Il s’agit ici d’une dame d’un esprit pondéré et respectable, amie sincère de la vérité, incapable par conséquent de forger des histoires aussi intéressantes qu’incertaines. Elle raconte que son mari, honnête manufacturier, mourut subitement dans toute la vigueur de son âge, sans avoir le temps de mettre ses affaires en ordre, et laissa sa veuve avec cinq enfants dont l’aîné n’avait que dix ans. 

Aussitôt après la mort de son mari, une maison de banque lui réclama par erreur une somme qui avait déjà été payée. Elle et son fils cherchèrent partout sans pouvoir  retrouver le document qui leur était nécessaire. La nuit étant arrivée, la pauvre veuve se coucha inquiète, tourmentée, agitée, sans pouvoir fermer les yeux. Dans sa chambre, il y avait une veilleuse dont la lumière lui permettait de voir ses fils. 

Leur respiration calme indiquait la tranquillité de leur sommeil. Soudain la porte de la  chambre s’ouvrit et le défunt mari entra vêtu de son costume habituel et s’approchant du lit, s’assit dans un fauteuil, prenant la main de sa femme et souriant. 

 Pourquoi nous avez-vous quittés si vite ? Qu’allons-nous devenir, moi et nos enfants ?
— La providence l’a ordonné ainsi, répondit le mari, mais ne vous affligez pas. Vous avez du chagrin en ce moment, mais pensez à l’avenir. Vos fils vous donneront beaucoup de satisfactions : vous aurez un bonheur constant et une vieillesse heureuse. 

Sa femme alors lui raconta la situation désagréable dans laquelle elle se trouvait et la difficulté de trouver le reçu dont on lui réclamait le montant. 

 Je comprends votre ennui, répondit-il; le reçu est ici, dans mon bureau, à droite, dans  le compartiment du haut : cherchez-le demain matin et vous le trouverez sûrement.

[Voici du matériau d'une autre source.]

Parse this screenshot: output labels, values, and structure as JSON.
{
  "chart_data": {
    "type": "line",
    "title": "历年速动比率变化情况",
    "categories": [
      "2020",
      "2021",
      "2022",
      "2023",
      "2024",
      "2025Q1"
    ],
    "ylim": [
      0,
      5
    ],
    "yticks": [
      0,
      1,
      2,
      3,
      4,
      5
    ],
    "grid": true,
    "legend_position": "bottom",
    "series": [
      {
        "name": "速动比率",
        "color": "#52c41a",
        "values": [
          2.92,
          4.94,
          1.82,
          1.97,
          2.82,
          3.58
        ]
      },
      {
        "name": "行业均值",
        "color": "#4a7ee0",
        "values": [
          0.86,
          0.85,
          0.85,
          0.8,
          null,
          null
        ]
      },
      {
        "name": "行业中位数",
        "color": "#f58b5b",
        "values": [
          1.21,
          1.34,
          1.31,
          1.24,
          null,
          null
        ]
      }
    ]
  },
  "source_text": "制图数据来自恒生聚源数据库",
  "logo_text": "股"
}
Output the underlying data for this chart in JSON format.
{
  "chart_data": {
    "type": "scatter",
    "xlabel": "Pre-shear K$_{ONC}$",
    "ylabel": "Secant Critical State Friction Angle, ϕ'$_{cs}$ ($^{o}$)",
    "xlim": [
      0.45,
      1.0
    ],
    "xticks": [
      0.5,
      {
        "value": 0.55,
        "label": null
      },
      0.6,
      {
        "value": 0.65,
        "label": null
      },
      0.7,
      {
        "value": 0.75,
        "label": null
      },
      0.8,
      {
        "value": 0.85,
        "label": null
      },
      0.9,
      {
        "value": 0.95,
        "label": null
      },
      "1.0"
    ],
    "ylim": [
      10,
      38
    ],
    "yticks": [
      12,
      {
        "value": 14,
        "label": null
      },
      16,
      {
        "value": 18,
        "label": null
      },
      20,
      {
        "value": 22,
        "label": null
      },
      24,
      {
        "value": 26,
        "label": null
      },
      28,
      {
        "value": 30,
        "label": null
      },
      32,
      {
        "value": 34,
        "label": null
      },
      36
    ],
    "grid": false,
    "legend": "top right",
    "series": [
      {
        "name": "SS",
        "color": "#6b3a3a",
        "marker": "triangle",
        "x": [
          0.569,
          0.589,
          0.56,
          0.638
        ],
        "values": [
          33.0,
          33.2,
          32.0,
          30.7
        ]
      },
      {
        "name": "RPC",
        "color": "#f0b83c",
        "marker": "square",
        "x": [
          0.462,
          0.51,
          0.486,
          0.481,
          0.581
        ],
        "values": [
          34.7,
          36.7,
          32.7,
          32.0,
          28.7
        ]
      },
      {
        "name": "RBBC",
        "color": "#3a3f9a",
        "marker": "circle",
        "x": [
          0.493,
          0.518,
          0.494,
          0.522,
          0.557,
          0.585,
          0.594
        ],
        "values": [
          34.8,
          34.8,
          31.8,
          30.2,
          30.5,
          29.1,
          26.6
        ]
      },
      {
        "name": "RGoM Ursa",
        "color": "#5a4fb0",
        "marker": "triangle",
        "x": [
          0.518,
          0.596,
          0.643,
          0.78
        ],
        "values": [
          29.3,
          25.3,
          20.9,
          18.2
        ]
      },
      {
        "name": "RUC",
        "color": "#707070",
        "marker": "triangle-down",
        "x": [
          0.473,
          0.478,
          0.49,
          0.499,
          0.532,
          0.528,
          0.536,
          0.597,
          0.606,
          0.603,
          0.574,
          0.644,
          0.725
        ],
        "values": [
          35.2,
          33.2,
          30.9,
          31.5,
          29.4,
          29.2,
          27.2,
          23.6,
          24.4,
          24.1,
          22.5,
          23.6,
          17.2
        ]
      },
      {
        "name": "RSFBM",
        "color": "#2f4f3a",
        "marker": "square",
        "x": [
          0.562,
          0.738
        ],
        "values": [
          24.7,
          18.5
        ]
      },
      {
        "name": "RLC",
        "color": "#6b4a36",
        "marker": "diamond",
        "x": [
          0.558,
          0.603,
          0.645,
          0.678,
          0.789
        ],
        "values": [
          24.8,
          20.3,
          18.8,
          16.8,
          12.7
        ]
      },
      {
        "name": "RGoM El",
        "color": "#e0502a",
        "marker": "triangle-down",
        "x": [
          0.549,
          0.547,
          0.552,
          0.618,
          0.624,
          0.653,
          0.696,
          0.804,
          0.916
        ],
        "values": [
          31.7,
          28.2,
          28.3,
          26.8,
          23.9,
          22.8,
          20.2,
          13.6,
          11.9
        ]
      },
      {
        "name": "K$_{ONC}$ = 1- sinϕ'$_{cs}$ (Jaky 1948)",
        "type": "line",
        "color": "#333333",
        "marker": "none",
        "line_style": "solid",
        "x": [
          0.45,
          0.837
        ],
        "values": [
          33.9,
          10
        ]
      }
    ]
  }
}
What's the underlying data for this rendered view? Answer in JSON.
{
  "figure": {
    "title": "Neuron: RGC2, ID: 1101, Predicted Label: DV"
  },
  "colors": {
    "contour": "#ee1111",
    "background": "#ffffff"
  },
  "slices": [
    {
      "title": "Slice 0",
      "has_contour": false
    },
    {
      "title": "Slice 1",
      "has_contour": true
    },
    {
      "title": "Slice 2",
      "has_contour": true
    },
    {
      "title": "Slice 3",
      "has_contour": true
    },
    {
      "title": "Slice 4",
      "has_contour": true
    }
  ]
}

Il lui parla ensuite des heureuses années qu’ils avaient passées ensemble, lui fit des adieux affectueux et disparut. Le lendemain la veuve suivit les instructions de son mari et ayant trouvé le reçu  recouvra sa tranquillité. Par la suite sa vie s’écoula heureuse comme il lui avait été prédit. 

Elle vécut jusqu’à un âge très avancé et cependant sa famille ne voulut jamais croire  cette histoire et supposa qu’elle l’avait rêvée, mais elle soutint son assertion jusqu’à ses derniers jours, assurant qu’elle n’avait jamais été aussi éveillée que la nuit en question.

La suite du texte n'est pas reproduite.